De nombreux observateurs, comme Stéphane Crozier, délégué syndical chez Orange, affirment pour commencer que si la surveillance se fait à l’autre bout de la liaison, chez l’opérateur étranger avec lequel on s’interconnecte, il est impossible d’en connaître l’existence.
Et même dans les cas où cette intrusion est repérée, les indices sont maigres. Jérôme Nicolle :
« Il y a des micro-coupures et des variations de la puissance. C’est surveillé par les opérateurs mais tout cela peut provenir d’anomalies très courantes : il suffit qu’une racine d’un arbre vienne un peu trop appuyer sur un câble longeant une rivière pour que ces modifications se produisent. »

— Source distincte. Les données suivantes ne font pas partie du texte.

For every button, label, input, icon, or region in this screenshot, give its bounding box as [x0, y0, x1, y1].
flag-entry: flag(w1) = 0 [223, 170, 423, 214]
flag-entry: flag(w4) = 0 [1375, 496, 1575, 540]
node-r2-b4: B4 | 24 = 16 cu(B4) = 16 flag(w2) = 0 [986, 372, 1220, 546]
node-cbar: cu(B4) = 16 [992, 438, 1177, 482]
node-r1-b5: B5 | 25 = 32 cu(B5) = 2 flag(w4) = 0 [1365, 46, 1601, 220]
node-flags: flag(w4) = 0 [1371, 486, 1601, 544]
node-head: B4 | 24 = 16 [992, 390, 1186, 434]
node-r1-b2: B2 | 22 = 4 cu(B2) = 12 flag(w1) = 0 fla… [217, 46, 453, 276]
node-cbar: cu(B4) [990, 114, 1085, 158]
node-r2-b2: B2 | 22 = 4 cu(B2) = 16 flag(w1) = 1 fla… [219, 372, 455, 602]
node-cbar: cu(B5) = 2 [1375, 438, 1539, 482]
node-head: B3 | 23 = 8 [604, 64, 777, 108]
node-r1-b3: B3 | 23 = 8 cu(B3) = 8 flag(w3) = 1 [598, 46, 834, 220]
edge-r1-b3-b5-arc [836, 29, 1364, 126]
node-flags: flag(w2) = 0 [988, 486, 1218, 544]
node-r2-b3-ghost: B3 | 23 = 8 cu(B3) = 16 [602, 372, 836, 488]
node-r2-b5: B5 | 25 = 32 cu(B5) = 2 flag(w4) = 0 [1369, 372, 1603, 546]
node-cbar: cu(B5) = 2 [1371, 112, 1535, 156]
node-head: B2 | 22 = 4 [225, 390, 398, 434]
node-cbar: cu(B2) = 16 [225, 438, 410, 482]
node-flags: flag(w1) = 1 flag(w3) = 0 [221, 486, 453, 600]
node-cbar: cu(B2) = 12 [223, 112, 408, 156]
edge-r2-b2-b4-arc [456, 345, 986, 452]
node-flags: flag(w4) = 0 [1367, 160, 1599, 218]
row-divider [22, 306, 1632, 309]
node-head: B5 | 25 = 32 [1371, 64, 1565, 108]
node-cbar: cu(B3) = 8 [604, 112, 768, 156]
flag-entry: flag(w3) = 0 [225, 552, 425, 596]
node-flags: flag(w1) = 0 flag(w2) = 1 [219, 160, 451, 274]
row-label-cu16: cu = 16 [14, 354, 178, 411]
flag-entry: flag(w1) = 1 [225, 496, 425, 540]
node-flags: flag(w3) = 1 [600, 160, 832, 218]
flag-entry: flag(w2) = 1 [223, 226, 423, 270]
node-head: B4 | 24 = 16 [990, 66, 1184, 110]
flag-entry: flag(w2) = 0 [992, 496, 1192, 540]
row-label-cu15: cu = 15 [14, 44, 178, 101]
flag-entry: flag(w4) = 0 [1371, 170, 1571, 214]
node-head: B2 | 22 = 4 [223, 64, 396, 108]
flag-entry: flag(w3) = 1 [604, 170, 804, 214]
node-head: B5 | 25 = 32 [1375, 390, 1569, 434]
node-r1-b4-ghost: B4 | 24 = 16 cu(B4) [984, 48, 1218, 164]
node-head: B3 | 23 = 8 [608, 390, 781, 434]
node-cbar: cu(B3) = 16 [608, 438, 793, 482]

Quand c’est un Etat qui est derrière...
Des appareils (les réflectomètres) peuvent tout de même vérifier où se situe l’anomalie, et sont d’ailleurs indispensables aujourd’hui pour gérer des réseaux de fibre optique. Encore faut-il que France Télécom ait détecté ces variations. Et ait pris la peine d’en vérifier, ensuite, la source.
Certains équipementiers militaires procèdent aujourd’hui à cette vérification en temps réel. Et proposent des appareils pour couper l’intrusion dès qu’elle est repérée (c’est le cas dans la vidéo d’Alcatel). Mais le dispositif est moderne et coûteux. Donc a priori peu répandu en dehors d’infrastructures critiques.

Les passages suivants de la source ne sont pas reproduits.